Membubarkan lokalisasi adalah upaya nahi munkar, sedangkan menyediakan lahan pekerjaan bagi eks PSK adalah solusi cerdas dalam mewujudkan kemaslahatan.

Kita bisa saja mengutip sabda Rasulullah mengenai kefakiran yang bisa mencondongkan pada kekafiran untuk legitimasi atas kemiskinan yang ada. Tapi, menyalahkan ketidakbecusan pemerintah atas kemiskinan dan ketidakadilan ekonomi yang ada juga bukan solusi yang baik.

Langkahnya, membuka ruang berwirausaha bagi mereka yang termarginalkan, membangkitkan semangat kemandirian, serta membantu permodalan lunak niragunan mungkin bisa dijadikan solusi konkrit. Percayalah, lebih baik menyalakan lilin atau lampu petromak maupun lampu senter dari hape daripada hanya sibuk mengutuk kegelapan. Ehem....
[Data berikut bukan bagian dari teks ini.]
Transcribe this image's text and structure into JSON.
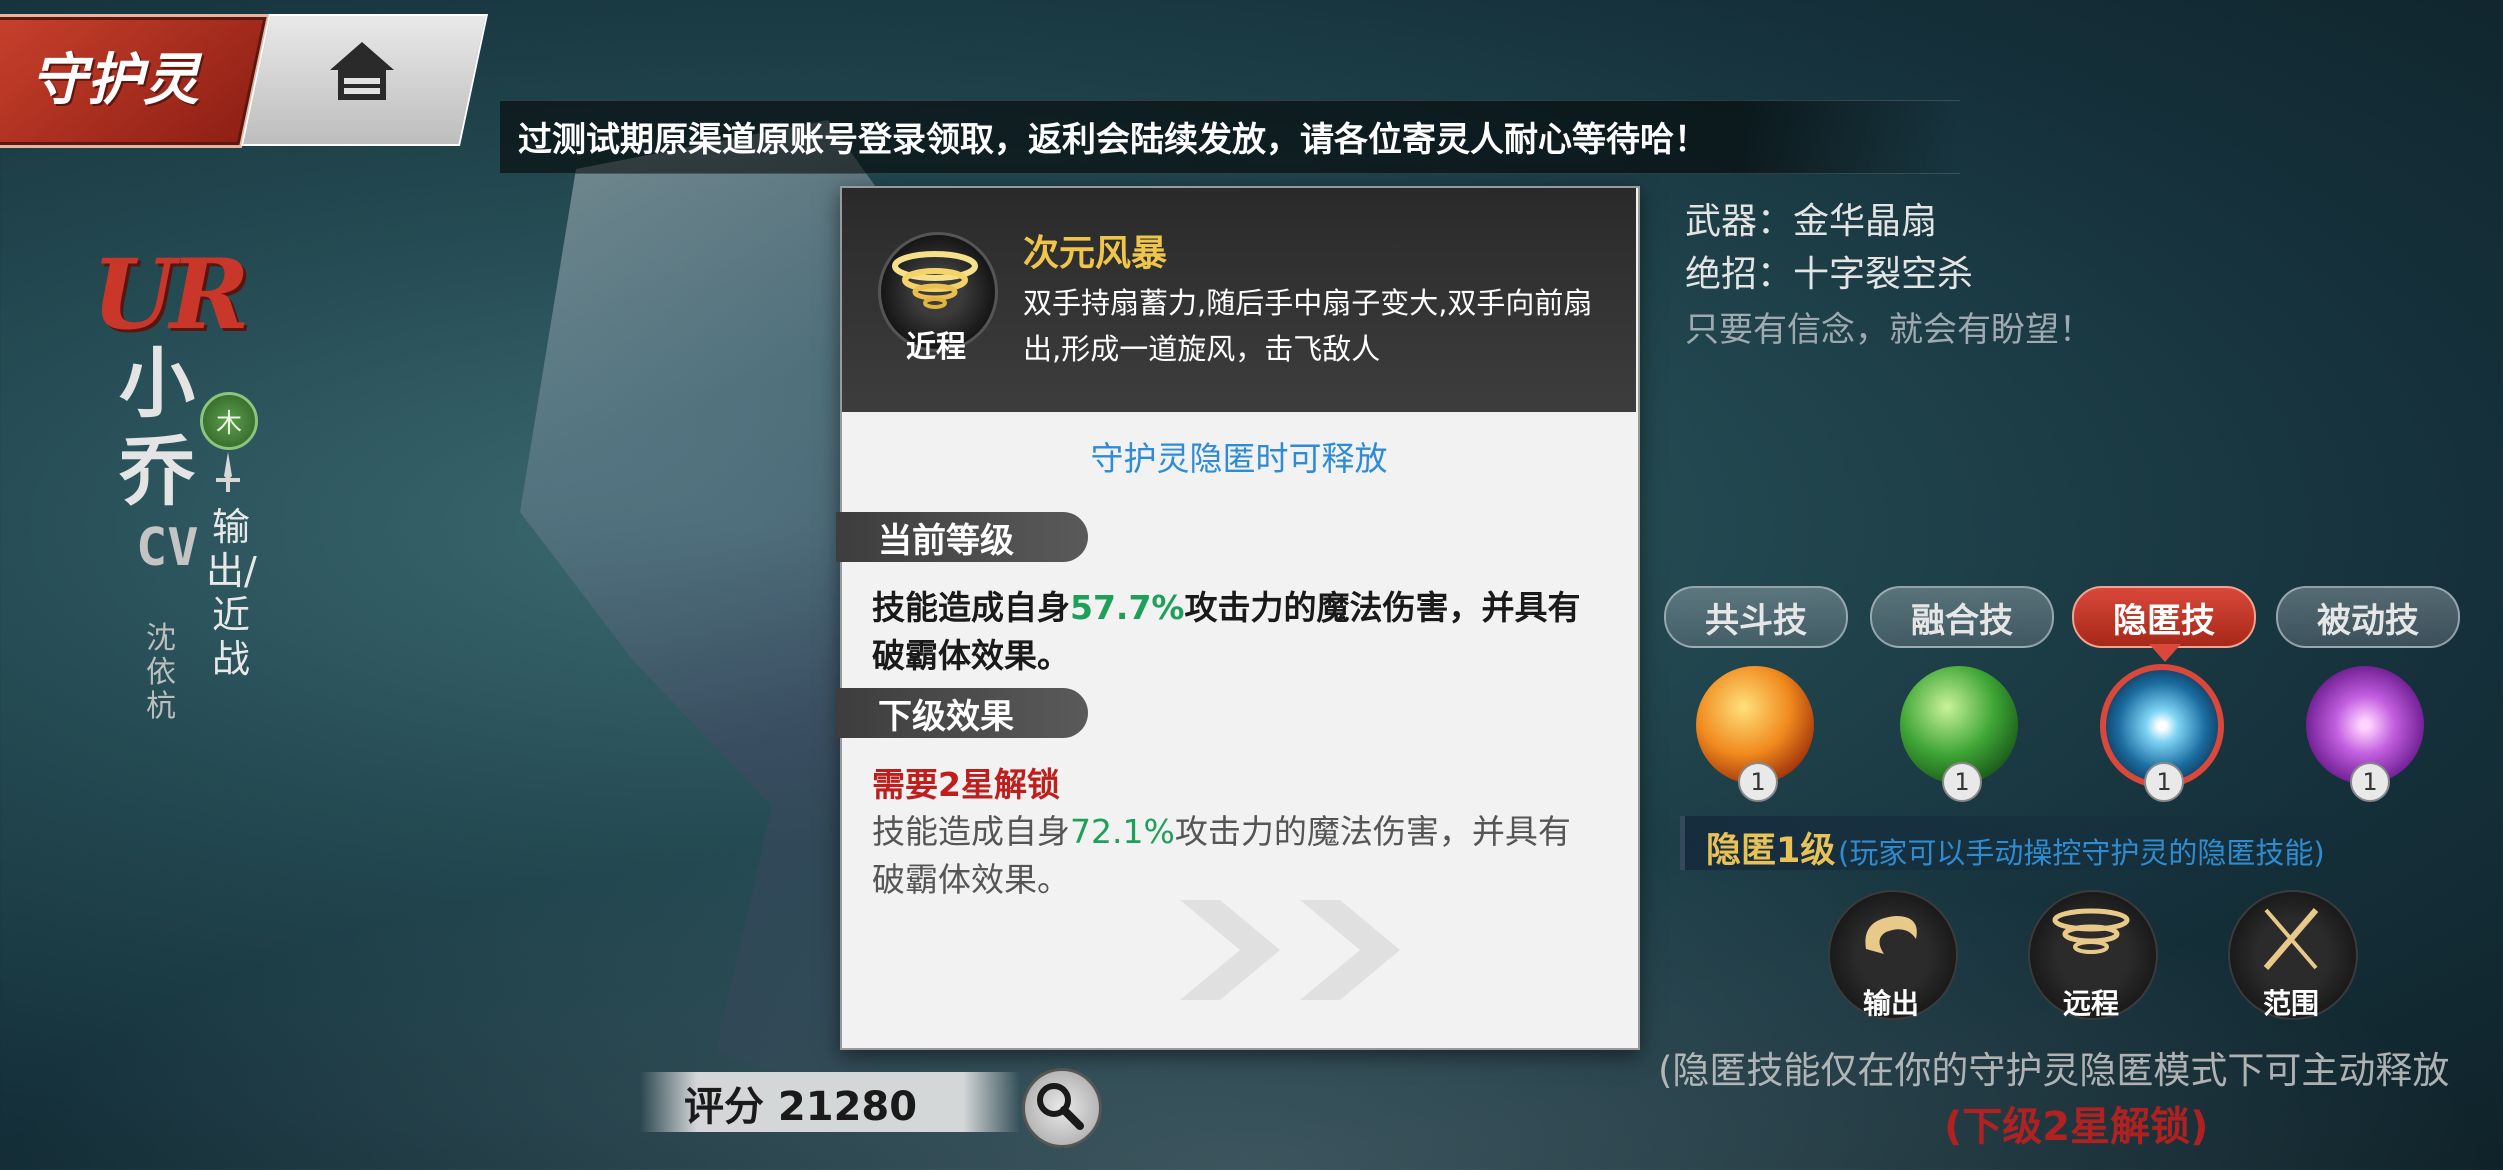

Karena itu, saya sungguh kagum dengan Sunan Kudus yang dalam dakwahnya melakukan sebuah eksperimen futuristik yang, hebatnya, bisa bertahan hingga kini. Dalam membangun masjid beliau menggunakan menara berarstitektur lokal ala candi Hindu yang populer di zamannya, lalu menambahkan pancuran wudlu berjumlah delapan alias Asta Sanghika Marga atau delapan jalan utama yang diugemi masyarakat saat itu.
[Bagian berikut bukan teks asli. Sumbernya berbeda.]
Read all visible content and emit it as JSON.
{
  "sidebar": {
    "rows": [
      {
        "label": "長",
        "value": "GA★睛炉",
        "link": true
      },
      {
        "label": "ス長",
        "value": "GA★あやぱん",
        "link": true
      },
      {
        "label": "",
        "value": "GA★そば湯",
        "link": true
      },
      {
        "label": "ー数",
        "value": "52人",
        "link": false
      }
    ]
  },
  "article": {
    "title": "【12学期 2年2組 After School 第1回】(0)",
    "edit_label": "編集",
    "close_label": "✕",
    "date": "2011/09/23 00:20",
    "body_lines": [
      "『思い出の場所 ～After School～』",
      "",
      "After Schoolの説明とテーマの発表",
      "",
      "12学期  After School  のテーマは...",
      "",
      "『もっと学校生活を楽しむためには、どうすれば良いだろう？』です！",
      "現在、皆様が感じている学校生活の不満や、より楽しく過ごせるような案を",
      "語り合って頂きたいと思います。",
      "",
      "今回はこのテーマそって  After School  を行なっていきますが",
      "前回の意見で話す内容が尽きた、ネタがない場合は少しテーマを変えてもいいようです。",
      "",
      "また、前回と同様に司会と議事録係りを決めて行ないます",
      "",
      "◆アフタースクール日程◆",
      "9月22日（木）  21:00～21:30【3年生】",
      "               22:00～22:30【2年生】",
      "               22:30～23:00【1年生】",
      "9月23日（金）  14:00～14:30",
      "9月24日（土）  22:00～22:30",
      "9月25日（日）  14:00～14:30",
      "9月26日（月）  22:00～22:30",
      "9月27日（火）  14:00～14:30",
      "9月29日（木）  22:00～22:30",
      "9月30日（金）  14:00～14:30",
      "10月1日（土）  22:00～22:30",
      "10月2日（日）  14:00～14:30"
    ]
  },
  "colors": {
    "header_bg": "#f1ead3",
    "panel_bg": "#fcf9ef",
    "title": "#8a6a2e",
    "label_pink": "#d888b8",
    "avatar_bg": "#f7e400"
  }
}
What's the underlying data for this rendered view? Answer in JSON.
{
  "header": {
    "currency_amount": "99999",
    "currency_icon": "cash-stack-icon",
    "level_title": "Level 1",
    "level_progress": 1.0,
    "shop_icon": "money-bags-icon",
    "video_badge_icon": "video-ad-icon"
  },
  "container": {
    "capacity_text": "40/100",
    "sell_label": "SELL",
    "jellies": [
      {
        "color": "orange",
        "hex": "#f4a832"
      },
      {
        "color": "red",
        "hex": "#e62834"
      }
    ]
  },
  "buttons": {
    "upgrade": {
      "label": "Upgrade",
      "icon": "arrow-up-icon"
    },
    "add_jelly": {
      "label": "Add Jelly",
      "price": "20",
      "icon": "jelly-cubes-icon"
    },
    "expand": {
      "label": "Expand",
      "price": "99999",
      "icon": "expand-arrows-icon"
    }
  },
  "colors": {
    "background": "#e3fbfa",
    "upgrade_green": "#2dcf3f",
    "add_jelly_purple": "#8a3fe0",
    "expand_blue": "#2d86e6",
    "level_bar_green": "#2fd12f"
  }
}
Tak hanya itu, demi menjaga harmoni sosial, beliau melarang kaum muslimin menyembelih sapi. Alasannya, sapi adalah hewan yang disucikan kaum Hindu. Beliau tidak mau orang Hindu tersinggung. Alhasil, hingga hari ini soto kudus tidak berbahan baku daging sapi, melainkan kerbau.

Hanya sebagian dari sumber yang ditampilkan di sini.